GINASTERA: Musica de camera y Canciones

Orfeo has joined the ranks of CD companies adding artwork to the inner casing beneath the disc. For this recording of Argentinean composer Alberto Ginastera (1916-1983), a series of photographs of gauchos riding horses on the pampas receives a modified Andy Warhol treatment.

Colorful and attractive, this choice does make for a reductive picture of Ginastera, whose composing career took him from music of national character to more modern techniques. This Orfeo recording has a cello/piano sonata from 1979. By this time the composer had decided to bring modern composition techniques into play with some of the material from his earlier period. By no means harsh or aggressively challenging, the piece provides a nice contrast to the rest of the disc’s music, which does call to mind some of the archetypal Argentinean imagery described above.

Soprano Ofelia Sala sings on 7 of the disc’s 16 tracks, all early works of warmth and indigenous atmosphere. Brief songs for voice and piano, they take up barely 15 minutes of the disc’s running time. Ginastera composed three operas, almost mostly unknown to Northern hemisphere stages, but this music here doesn’t give mush of a sense of his operatic style. The music for Dos Canciones and Cinco canciones populares argentines doesn’t require Ms. Sala to stretch her slender, attractive instrument. Tuneful, with fairly simple accompaniment, these attractive pieces make for pleasant but not especially memorable listening. The Cancion a la luna lunanca of the Dos canciones, however, has a sweet endearing simplicity, calling to mind Victoria de los Angeles’s classic recordings of Spanish songs and Sala sings it with touching tenderness.
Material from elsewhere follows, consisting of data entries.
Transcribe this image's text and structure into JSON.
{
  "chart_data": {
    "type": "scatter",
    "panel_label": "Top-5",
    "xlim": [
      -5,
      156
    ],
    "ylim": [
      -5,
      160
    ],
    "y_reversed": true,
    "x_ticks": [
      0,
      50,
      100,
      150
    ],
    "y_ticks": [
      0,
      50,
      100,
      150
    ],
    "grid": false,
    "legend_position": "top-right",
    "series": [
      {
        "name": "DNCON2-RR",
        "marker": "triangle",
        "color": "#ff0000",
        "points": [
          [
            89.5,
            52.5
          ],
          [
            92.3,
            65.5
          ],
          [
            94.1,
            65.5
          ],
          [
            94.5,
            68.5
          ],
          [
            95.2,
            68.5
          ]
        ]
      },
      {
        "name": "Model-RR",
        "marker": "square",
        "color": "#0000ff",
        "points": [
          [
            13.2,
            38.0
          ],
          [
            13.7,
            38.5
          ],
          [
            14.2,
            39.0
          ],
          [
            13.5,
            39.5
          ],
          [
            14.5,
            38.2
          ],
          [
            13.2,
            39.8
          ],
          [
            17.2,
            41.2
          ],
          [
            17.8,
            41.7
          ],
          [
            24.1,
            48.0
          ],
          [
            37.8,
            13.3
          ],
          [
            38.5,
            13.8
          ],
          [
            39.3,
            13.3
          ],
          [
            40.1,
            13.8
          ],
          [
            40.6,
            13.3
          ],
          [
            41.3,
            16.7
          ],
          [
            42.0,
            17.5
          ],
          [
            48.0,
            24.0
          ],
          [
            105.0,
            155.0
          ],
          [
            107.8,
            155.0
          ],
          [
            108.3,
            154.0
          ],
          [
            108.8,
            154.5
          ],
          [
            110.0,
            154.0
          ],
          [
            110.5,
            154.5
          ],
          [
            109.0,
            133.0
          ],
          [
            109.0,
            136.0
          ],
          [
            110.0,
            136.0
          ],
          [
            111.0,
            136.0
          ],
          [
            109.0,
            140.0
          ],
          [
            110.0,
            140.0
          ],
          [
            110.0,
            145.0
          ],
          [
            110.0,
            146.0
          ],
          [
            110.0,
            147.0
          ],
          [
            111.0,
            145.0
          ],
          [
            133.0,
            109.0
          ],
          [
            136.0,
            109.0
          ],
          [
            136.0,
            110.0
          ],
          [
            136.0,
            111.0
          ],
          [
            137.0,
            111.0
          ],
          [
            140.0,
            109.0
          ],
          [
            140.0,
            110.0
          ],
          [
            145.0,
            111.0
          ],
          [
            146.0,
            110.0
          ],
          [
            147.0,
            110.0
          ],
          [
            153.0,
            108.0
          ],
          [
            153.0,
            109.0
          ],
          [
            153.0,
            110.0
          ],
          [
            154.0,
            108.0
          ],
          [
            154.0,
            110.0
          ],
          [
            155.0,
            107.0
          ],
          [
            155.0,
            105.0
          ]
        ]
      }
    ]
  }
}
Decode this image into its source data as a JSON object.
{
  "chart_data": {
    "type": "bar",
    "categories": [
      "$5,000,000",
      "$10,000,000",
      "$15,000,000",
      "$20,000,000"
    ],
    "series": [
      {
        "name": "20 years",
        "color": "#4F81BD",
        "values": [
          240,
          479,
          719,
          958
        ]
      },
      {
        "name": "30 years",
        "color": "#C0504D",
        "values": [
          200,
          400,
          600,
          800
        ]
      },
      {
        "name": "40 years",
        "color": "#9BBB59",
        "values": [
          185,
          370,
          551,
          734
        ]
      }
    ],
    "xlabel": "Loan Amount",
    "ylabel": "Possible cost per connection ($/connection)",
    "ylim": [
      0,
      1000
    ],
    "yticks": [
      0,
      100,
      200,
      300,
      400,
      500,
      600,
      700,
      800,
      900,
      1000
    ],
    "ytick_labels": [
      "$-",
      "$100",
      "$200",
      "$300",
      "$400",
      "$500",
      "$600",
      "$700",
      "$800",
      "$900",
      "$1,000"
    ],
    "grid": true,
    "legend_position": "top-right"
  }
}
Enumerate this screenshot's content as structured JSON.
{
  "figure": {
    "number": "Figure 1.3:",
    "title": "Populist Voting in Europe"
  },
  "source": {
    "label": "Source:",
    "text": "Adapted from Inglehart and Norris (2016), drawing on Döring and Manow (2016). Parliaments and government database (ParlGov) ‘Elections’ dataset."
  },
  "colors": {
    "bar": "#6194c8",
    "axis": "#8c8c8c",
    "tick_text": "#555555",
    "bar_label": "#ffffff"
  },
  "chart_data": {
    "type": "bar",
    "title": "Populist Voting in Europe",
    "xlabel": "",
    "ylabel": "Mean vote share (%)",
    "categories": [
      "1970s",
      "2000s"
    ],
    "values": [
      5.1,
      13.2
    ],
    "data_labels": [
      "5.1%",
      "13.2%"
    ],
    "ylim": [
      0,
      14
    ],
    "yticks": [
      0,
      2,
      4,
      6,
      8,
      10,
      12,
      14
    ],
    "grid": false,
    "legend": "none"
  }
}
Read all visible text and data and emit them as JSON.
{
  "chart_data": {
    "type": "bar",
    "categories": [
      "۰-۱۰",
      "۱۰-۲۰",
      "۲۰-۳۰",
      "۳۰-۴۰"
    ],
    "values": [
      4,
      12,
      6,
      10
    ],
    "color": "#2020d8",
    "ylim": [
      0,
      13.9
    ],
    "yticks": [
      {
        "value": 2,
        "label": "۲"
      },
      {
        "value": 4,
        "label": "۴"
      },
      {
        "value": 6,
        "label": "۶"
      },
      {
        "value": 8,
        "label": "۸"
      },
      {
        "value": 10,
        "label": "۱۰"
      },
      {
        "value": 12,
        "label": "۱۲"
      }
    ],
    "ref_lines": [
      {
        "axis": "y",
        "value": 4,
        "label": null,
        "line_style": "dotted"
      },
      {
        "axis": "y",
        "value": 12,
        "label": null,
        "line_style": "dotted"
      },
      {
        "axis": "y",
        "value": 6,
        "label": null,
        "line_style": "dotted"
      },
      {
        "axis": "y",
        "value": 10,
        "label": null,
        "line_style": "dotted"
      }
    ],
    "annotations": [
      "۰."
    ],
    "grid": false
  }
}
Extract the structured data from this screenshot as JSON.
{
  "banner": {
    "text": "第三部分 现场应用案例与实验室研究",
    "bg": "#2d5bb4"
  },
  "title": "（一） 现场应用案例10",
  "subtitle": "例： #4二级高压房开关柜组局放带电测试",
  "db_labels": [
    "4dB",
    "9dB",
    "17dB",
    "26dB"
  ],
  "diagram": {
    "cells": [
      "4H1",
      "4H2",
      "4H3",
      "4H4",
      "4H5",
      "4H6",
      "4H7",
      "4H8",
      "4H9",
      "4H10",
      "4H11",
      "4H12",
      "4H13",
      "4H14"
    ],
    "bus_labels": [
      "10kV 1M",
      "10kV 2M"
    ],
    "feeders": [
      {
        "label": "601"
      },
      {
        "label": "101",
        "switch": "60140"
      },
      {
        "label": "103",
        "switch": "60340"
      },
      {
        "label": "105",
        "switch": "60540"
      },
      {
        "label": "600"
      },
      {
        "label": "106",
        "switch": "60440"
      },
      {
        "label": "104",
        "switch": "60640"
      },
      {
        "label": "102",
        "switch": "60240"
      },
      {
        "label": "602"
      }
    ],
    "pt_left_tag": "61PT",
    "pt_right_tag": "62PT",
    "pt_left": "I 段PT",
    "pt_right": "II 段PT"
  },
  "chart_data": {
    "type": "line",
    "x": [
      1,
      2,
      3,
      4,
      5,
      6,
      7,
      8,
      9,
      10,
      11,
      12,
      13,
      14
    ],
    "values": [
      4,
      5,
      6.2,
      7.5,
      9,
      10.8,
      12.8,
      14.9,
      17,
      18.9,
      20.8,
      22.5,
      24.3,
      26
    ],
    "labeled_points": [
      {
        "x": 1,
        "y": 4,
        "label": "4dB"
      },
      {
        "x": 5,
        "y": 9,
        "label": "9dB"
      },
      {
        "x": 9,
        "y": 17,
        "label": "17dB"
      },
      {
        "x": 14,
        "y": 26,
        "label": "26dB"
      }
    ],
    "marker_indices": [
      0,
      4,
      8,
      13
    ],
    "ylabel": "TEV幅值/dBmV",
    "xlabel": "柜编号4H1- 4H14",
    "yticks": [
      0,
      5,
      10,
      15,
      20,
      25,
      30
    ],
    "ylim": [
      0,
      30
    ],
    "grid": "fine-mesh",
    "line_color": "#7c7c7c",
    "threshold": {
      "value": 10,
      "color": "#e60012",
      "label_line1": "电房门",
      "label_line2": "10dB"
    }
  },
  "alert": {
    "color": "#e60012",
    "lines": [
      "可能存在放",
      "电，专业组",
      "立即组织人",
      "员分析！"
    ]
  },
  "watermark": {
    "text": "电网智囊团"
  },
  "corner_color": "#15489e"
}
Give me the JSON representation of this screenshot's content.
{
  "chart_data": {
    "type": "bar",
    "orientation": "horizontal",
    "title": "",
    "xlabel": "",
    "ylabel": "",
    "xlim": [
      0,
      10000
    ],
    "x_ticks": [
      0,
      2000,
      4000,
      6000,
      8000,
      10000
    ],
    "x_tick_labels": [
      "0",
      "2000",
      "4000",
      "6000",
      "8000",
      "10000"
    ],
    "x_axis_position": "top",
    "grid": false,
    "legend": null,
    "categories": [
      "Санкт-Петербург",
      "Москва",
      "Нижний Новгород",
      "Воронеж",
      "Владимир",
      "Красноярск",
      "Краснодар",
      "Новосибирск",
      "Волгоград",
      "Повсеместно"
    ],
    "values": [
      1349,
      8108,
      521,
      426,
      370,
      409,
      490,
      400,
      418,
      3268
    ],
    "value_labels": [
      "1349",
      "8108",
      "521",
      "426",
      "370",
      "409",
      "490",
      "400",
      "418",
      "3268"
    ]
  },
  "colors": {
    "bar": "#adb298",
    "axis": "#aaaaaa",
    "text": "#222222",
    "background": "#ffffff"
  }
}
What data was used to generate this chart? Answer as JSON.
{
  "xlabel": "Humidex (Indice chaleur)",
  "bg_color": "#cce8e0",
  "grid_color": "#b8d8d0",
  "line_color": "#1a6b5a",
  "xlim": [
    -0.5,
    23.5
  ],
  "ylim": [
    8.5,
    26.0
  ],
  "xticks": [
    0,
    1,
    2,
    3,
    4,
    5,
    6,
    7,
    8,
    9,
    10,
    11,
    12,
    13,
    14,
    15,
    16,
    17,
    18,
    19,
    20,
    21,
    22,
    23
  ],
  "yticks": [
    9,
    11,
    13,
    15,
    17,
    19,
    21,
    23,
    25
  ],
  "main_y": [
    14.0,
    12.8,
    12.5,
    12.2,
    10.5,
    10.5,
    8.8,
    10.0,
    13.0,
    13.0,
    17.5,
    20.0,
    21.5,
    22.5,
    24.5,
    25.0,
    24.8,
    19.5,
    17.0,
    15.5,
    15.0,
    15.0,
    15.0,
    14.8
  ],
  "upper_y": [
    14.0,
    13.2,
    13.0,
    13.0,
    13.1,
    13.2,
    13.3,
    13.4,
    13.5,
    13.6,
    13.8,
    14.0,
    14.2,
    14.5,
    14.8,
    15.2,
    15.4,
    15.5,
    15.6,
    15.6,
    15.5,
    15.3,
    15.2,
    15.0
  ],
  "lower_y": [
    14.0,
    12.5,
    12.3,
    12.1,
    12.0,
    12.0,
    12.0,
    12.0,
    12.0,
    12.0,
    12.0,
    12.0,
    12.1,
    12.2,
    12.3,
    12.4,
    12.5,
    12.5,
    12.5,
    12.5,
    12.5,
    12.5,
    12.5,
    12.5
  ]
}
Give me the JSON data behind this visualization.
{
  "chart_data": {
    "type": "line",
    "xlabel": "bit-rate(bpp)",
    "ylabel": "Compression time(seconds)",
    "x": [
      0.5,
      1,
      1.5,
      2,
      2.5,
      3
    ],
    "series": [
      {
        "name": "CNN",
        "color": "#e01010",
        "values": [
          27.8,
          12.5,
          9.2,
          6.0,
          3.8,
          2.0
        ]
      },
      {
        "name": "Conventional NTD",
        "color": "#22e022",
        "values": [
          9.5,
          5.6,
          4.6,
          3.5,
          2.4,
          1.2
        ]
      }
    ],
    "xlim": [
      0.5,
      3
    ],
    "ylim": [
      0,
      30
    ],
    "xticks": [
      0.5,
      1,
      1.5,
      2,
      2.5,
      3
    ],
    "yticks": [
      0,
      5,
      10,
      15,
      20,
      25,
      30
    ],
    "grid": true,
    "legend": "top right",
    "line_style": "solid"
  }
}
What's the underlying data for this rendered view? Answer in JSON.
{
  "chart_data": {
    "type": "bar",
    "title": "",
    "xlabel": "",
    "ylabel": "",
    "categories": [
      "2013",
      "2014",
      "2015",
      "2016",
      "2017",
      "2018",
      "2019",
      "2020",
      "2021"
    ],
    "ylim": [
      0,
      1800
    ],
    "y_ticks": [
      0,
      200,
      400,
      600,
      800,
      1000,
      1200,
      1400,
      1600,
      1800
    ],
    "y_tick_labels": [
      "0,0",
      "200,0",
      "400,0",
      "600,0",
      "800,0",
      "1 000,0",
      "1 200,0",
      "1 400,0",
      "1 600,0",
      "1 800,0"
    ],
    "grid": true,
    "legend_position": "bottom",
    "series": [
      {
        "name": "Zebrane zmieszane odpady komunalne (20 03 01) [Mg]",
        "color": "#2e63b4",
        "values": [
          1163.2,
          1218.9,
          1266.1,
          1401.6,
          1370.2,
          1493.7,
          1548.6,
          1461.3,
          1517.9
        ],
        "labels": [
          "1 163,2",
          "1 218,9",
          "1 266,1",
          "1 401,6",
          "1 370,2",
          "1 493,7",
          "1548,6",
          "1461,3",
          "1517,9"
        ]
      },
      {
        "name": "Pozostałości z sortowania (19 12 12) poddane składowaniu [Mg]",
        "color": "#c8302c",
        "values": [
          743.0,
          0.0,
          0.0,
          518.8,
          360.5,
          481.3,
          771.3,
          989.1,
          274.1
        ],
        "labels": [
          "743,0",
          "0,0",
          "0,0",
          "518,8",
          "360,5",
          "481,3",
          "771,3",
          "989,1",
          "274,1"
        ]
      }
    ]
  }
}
A keyboard suite, Danzas argentines, and two other chamber pieces, Pampeana #1 and #2, complete the disc. For collectors of this composer, this disc of chamber music in intimate, stylish performances should be quite rewarding. Newcomers to Ginastera’s music might wish to look for a disc containing a suite from his Stravinsky-inspired music for the ballet Estancia. David Robertson leads the Lyon national orchestra in a solid performance on the Naïve label from a year or two ago – it might still be found (!).

Orfeo provides texts in Spanish and English for the Cinco canciones populares argentines, but only Spanish for Dos Canciones. Perhaps a new recording of one of Ginastera’s operas will come along one day. Until then, this disc offers at least a sampling of his vocal music. And some nice gaucho photos.